Ramachandran.A from Okapi Research & Advisory presented a paper under the theme Urban Water Management and Water Infrastructure at the conference, Cities of Care: Shaping Sustainable and Equitable Futures through the Water–Food–Waste Nexus, held at the IIT Madras Research Park (IITMRP), Chennai, on 30-31 January 2026.
The study is part of the broader Resilient Hydro Twin IIT-M project supported by Department of Science & Technology (DST). This multidisciplinary project aims to develop a city-scale Digital Twin for strengthening flood resilience, with an emphasis on leveraging and promoting participatory and integrated decision-making.
The paper “Collaborations: Critical Pathways for Resilient Flood Management - A Case Study from the Chennai Metropolitan Area” delves into flood management in the Tambaram City Municipal Corporation (TCMC), a newly formed urban local body that is witnessing rapid urbanization and institutional transition. The research applied Social Network Analysis (SNA) to unpack complex relationships and interactions among multiple flood governance actors.
Key findings include:
- Flood governance in Tambaram is highly centralized, with TCMC and the district disaster management authority emerging as core coordinating actors.
- Communication networks exhibit a hierarchical structure, with information flows concentrated among a few agencies, creating potential coordination bottlenecks during extreme events.

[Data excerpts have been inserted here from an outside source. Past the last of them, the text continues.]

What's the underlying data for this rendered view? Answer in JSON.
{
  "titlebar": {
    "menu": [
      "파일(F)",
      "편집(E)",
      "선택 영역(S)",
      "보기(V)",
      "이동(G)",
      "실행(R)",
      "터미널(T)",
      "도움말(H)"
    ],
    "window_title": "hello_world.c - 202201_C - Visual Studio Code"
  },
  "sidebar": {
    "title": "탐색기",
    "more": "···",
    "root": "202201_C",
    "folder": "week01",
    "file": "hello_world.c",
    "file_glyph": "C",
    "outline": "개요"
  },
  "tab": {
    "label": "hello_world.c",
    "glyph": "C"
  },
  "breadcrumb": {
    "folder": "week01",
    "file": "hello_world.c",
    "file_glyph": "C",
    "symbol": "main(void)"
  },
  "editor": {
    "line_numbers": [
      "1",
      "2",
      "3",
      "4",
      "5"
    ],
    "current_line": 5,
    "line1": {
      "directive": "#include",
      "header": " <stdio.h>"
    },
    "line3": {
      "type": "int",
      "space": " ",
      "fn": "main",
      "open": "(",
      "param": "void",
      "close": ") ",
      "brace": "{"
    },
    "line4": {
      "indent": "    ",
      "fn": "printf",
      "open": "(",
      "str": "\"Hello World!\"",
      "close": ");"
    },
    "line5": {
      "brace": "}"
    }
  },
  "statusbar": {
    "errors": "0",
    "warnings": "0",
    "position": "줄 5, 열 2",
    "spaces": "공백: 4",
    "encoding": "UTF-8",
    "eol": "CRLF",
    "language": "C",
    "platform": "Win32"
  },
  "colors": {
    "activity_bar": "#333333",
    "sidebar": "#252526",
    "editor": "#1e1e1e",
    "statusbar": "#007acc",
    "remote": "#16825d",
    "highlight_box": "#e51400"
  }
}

- Collaboration networks show higher density, indicating policy-mandated joint working; however, collaboration remains largely event-driven and reactive.
- Planning and mitigation-oriented institutions, particularly metropolitan planning agencies, remain under-integrated in operational flood governance despite their critical long-term risk-reduction role.
- Institutional emphasis remains largely toward response and recovery rather than preparedness and mitigation.
The findings highlight that recurrent flooding in the Chennai Metropolitan Area reflects not only hydrological factors but also fragmented or weak governance structures. Strengthening inter-agency coordination, formalising communication protocols beyond emergency periods, integrating planning institutions into operational governance, and embedding community participation through Digital Twin–enabled platforms can support a transition from reactive to anticipatory flood management.